A friend who came to the show with me compared him afterward to Jackson Pollack. Staiano is indeed like a Jackson Pollack of music, impulsively splattering sounds seemingly at random, but in the end creating something surprisingly coherent and even beautiful. Staiano taps into those dark, secret urges we all have toward violence and destruction and transmutes them, unexpectedly, into art.
O'Kane opened the program sparsely, with soft snare-drum hits, bass drum hits, and the gentle sound of sand being dribbled onto a cymbal, each sound event separated by vast stretches of silence. Gradually, the hits got closer together and the performer worked in other instruments, including what might have been crotale-like bells, but that turned out to be a set of silverware. Even with all the silences, a sense of pulse underlay it all. And there was something gridlike in how everything lined up, including O'Kane's own physical motions when picking up and putting down instruments and beaters. A cymbal, spun on its edge until it crashed to the floor, brought the work to an emphatic conclusion.
Coaxing New Sounds From the Machine
Following O'Kane, Davignon coaxed a startling array of sounds from the instrument you might least expect to hear on an experimental music concert: a basic electronic drum machine. Davignon hooked his drum machine up to all sorts of processors that could mess with the sounds in numerous ways — loops, delays, pitch shifting, and various other manipulations. The piece began with what I can best describe as "robot-in-the-jungle sounds," a spectrum of sounds at a wide variety of frequencies, like you might hear in the incessant animal and insect chatter of a rainforest, but with a decidedly electronic flavor to them. This moved into some deeper, more-dronelike sounds, oscillating in thirds and expanding out into denser, richer harmonies.
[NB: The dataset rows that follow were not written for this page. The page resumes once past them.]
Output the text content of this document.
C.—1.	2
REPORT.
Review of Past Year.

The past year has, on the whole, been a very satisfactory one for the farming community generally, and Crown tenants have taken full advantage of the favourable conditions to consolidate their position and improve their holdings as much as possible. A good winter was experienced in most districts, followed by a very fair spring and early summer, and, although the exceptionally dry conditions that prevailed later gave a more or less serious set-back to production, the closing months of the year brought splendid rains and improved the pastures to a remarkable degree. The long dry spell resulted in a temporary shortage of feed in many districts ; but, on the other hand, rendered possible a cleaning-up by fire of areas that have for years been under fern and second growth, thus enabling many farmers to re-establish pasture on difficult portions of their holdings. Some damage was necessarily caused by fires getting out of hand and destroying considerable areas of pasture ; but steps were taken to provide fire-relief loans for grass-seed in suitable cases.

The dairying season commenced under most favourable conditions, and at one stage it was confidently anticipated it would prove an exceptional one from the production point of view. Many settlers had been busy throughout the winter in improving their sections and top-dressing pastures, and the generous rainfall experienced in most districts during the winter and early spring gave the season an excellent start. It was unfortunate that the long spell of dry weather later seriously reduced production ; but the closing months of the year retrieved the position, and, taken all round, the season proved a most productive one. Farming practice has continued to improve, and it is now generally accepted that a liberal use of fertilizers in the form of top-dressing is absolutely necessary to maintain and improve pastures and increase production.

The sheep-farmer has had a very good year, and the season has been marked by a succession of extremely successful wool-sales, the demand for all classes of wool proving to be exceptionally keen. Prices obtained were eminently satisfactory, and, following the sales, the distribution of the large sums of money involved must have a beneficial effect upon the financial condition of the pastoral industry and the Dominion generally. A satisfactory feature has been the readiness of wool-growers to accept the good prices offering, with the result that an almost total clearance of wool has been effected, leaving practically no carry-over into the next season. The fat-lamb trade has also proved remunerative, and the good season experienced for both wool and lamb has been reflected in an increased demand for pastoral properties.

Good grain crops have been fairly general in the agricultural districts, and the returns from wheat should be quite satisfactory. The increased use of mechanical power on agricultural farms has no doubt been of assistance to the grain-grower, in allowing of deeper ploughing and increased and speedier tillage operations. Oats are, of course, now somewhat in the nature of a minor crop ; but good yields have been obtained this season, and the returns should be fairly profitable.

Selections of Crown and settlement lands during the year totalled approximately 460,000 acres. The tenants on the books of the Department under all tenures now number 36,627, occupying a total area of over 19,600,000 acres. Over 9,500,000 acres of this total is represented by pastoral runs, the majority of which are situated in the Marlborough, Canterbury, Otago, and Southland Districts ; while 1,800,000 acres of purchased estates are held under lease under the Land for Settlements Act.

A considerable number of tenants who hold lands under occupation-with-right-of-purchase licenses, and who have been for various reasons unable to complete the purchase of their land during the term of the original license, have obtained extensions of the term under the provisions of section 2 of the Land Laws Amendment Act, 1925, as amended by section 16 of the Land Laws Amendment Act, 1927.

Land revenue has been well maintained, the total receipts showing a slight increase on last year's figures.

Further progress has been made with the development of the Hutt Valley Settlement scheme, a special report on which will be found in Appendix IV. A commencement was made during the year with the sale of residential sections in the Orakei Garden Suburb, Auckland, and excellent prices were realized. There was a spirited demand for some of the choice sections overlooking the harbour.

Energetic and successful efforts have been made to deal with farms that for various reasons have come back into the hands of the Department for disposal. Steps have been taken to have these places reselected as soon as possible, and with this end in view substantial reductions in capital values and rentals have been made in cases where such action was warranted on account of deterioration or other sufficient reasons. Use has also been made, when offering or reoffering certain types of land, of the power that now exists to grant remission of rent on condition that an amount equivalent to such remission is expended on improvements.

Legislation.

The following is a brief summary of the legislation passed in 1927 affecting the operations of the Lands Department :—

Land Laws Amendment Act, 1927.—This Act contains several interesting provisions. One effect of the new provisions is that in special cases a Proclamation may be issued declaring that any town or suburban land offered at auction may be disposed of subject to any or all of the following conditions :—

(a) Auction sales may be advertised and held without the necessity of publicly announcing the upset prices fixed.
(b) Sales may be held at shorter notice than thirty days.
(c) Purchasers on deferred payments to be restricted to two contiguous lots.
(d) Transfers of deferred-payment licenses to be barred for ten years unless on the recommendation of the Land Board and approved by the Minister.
Later on, Davignon constructed a gradually layering patchwork of polyrhythms and what sounded to me like a popcorn popper that was fed with tiny marimbas instead of corn kernels, which finally ended in widely vibrating drones. It was well-paced, frequently hinting at, but never quite landing in, a predictable rhythmic groove, and it was full of fascinating sounds.
The concert closed with the above four performers joining forces with Pamela Z in one of her own compositions, plus an improvisation. Z's work, called Matter Mater Tick Tock, had a strong rhythmic drive, with Z singing rapturous vocals while the others laid down interlocking rhythmic patterns. The group improvisation was enjoyable, as well, though it felt a bit busy and unfocused. Its most effective moment was the big, exuberant group buildup just before the end.
It was a real pleasure to see such different artists, each with his or her own quite distinct vision, on one concert. Pamela Z is to be commended for putting this series of concerts together and providing some publicity and institutional support for such a range of artists.
Every major city has its symphony and its opera and its various new music ensembles, yet what other city can boast a Moe! Staiano or an Amy X Neuberg? This concert made me feel proud of the variety of quirky talent we have in the Bay Area, and thankful to be in a place where I am surrounded by such uniquely creative people.
Jonathan Russell is a professor of musicianship at the San Francisco Conservatory of Music and music director at First Congregational Church in San Francisco. He is active in the Bay Area as a clarinetist, bass clarinetist, and composer.